As we know from Edward Snowden and other sources, the scale and intrusiveness of this surveillance is now staggering. And — as the UK Investigatory Powers Bill shows, the state’s appetite for fine-grained personal data seems insatiable and is destined to grow.

Confronted with this new reality, one celebrated ex-spook remarked that we are “a keystroke away from totalitarianism”. What that means is that the information resources now available to states would be a godsend to an authoritarian regime that wasn’t restrained by constitutional niceties, civil liberties or human rights.

When one puts this point to spooks and government officials, however, their instinctive response is to pooh-pooh the idea. It may be technically true, they say, but — come on! — we live in a democracy and the chances of an authoritarian bully gaining power in such a polity are, well, infinitesimal.

Following the Brexit vote and Donald Trump’s ascendancy in the US presidential election, this complacency is beginning to look a bit strained.

Take the UK. It is, in general terms, a mature and stable democracy. And yet in the hours and days after the Brexit vote its government went into a meltdown from which it was only rescued by the emergence of the Home Secretary (a.k.a. Ministry of the Interior) as the sole survivor of a chaotic leadership competition in the governing party.

Meanwhile, on the other side of the Atlantic, a property-tycoon-cum-reality-TV-star who is unstable, narcissistic, racist, misogynistic, ignorant of world affairs, a proponent of torture and of deporting up to 11 million immigrants has come to within a hair’s-breadth of becoming President of the United States.

Contemplating this alarming possibility, optimists and realists both fall back on tropes about the extent to which presidential power is constrained by America’s constitutional structure. Trump may be terrible, they say, but the system would rein him in.

I wonder. And an interesting Reuters scoop this week illustrates the potential problem. It turns out that a government headed by a President who is a cautious legal scholar secretly compelled a major Internet company — Yahoo — to build a custom computer program to search all of its customers’ incoming emails for specific information provided by U.S. intelligence officials.

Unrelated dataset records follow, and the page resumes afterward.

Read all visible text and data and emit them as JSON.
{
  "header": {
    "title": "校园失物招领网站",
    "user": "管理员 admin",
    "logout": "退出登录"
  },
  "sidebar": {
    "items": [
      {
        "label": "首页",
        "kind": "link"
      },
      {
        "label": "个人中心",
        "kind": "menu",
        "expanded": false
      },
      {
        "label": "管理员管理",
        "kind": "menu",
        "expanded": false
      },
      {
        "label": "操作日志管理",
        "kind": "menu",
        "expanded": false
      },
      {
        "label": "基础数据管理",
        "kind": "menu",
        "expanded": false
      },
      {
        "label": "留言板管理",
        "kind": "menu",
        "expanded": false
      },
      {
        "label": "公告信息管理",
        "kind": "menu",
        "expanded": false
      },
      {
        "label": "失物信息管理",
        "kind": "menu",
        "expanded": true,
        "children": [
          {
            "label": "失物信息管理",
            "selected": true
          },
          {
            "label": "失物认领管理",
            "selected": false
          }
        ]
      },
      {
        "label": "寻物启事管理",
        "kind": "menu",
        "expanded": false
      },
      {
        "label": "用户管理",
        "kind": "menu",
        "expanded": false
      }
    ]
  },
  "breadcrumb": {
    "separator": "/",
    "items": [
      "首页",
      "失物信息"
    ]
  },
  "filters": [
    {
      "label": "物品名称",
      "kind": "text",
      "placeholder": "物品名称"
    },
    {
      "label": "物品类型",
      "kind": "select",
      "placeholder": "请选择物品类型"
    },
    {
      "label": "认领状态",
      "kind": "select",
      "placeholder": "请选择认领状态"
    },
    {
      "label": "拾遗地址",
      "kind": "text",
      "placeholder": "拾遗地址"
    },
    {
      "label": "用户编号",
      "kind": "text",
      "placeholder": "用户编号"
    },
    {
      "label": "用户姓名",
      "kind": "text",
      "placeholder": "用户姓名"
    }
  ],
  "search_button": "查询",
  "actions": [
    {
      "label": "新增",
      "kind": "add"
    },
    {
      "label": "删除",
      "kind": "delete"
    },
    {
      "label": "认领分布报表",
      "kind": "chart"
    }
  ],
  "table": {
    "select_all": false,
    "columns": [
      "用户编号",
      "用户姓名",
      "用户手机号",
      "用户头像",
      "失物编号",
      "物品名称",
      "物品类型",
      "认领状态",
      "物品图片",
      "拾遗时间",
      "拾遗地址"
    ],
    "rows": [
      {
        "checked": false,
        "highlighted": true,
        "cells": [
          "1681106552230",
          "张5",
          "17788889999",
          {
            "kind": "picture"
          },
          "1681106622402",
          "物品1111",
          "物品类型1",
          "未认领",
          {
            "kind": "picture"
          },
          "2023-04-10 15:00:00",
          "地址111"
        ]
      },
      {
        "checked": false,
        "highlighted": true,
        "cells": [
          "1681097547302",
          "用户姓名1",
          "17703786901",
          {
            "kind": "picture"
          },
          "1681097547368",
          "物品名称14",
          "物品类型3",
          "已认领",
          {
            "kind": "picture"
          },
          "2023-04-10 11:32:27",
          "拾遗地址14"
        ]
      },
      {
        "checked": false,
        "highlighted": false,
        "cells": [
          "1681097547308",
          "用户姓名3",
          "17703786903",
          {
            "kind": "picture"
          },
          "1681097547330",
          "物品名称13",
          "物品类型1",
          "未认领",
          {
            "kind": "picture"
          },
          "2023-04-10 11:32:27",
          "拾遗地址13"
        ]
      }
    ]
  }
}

Just ponder that for a moment: an Internet company was forced to design and operate a bespoke, real-time email-wiretap service for the U.S. government.

“It remains unclear what form the directive took”, says The Intercept‘s report,

“though according to Andrew Crocker, an attorney with the Electronic Frontier Foundation, the best guess is that it invoked Section 702 of the Foreign Intelligence Surveillance Act, which permits the bulk collection of communications for the purpose of targeting a foreign individual.

But this Yahoo program doesn’t appear to have had even an ostensibly non-U.S. target. Rather, literally every single person with a Yahoo email inbox was evidently placed under surveillance, regardless of citizenship.

Even Prime Minister Theresa May might regard this as executive overreach — until the next terrorist outrage. But would President Trump? You only have to ask the question to know the answer.

So let’s have less complacency about the stability and implicit good sense of democracies. We’ve moved into uncharted territory.